It’s a delicate balance for family caregivers and their aging adults. You want to help, but you don’t want to overstep your bounds. So how can you tell when it’s truly time to step in a little more often?
She Might Not Ask for Help.
Some of the changes that your senior faces as she ages are gradual. Many are so gradual, in fact, that your senior is far more likely to simply modify how she does certain things over time. For instance, in the past, perhaps your senior cleaned the house all on one day. Maybe now she breaks up those tasks over the entire week.
She May Not Realize She Needs Help.
One of the big downsides of this gradual modification of lifestyle and tasks is that your senior may not realize that she’s becoming in need of help. This isn’t a deliberate denial. She really hasn’t noticed yet that help would be a good thing to have. It’s a factor of the situation and the reality that aging produces slow changes that can creep up on anyone.

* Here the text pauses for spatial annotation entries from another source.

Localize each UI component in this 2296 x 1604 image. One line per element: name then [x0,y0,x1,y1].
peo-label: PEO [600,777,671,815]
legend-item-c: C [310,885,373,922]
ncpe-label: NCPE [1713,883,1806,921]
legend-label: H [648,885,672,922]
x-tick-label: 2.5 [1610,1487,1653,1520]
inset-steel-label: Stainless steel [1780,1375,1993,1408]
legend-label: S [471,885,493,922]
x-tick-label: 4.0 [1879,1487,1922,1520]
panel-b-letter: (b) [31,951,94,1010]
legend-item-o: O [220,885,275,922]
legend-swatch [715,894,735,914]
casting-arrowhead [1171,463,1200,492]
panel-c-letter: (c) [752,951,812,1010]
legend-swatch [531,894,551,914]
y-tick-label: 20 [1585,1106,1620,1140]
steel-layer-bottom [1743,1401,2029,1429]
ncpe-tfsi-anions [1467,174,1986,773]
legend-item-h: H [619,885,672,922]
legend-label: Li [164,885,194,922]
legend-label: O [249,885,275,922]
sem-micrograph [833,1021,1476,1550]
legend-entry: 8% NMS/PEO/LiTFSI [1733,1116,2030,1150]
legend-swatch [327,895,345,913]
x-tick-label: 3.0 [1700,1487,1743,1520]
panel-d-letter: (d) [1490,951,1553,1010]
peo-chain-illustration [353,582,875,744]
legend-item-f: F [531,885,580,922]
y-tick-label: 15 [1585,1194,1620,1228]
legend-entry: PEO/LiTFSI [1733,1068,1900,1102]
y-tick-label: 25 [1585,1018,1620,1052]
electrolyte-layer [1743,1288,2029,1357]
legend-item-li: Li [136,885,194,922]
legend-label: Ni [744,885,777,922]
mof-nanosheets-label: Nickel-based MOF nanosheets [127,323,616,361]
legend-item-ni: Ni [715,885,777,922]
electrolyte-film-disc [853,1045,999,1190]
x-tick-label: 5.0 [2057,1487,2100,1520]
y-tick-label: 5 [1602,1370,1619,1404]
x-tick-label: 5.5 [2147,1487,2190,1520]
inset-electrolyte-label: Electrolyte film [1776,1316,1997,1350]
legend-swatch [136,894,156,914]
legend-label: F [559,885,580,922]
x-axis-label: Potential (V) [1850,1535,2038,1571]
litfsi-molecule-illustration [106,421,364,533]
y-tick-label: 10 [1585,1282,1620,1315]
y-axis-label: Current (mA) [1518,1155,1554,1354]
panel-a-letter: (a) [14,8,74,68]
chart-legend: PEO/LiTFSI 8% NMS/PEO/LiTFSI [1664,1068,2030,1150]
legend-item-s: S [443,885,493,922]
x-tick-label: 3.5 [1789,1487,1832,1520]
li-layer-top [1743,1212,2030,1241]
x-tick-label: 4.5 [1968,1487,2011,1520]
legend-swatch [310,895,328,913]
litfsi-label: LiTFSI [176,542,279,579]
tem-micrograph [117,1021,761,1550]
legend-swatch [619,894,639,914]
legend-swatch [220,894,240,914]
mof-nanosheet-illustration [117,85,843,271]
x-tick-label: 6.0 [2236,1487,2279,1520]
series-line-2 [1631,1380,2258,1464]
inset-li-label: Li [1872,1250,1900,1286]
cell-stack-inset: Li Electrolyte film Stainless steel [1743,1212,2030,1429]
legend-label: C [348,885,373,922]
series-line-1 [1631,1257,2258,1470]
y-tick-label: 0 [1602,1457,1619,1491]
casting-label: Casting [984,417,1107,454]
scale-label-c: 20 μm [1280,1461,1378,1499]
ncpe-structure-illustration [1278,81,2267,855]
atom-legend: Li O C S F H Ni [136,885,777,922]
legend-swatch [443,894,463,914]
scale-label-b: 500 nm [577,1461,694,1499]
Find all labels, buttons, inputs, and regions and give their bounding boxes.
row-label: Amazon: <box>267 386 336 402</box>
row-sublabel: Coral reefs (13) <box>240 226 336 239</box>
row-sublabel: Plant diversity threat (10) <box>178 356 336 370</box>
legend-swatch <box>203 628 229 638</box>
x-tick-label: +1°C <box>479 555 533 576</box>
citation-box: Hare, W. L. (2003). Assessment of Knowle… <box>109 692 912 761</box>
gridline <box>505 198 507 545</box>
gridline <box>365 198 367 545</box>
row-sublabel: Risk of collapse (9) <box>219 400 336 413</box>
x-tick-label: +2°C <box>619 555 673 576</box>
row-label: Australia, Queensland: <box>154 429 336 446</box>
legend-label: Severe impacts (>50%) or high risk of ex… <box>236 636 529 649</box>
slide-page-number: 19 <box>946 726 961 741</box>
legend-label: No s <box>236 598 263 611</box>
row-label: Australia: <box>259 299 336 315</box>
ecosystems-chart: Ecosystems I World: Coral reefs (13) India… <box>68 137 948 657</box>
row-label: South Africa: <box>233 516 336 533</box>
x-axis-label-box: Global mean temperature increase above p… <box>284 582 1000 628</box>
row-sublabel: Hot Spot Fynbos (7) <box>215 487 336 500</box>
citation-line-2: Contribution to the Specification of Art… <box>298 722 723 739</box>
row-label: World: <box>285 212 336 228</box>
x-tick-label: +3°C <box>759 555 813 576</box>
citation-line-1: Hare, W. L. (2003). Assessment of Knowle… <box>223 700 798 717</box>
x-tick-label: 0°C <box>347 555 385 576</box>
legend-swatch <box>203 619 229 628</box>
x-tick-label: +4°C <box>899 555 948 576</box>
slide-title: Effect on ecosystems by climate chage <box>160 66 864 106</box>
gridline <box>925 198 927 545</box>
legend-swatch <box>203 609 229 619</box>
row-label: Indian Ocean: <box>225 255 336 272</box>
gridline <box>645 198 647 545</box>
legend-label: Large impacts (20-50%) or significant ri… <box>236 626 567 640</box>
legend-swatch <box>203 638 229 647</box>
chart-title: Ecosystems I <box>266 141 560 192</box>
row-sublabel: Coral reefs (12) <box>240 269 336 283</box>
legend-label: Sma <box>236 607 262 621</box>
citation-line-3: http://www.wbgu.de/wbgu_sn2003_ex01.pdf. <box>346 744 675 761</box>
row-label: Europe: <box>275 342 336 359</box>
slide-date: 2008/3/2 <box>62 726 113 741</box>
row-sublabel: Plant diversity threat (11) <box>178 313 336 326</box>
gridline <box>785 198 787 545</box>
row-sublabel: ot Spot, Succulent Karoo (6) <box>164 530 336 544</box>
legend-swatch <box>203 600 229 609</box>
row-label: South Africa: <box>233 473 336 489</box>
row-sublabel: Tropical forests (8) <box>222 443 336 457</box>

You Might Also Be in Denial a Bit.
It’s also possible that you’re a teeny bit in denial. You know that your elderly family member is growing older, but she’s always handled daily life so well. It’s difficult to look at your senior and start to realize that there are some big changes that have occurred. You’re not deliberately ignoring these signs. They’re just more subtle than you were prepared to see.
What Should You Look For?
The biggest thing to remember is that there are signs you can watch for that can give you the warning you’re looking for. Problems such as new injuries or more frequent close calls with falling can be a big sign. Your senior’s mobility is another concern that can be a red flag. Isolating herself, letting the housework go, or even losing weight rapidly are other issues. Hiring elderly care providers can help you to manage the issues you know about as well as help you to spot other problems you didn’t even consider.
The best plan can often be to sit down with your aging adult and let her know what concerns you’re having. If she’s not ready for that conversation just yet, be patient. Make some observations and really listen for what your elderly family member isn’t saying out loud to you.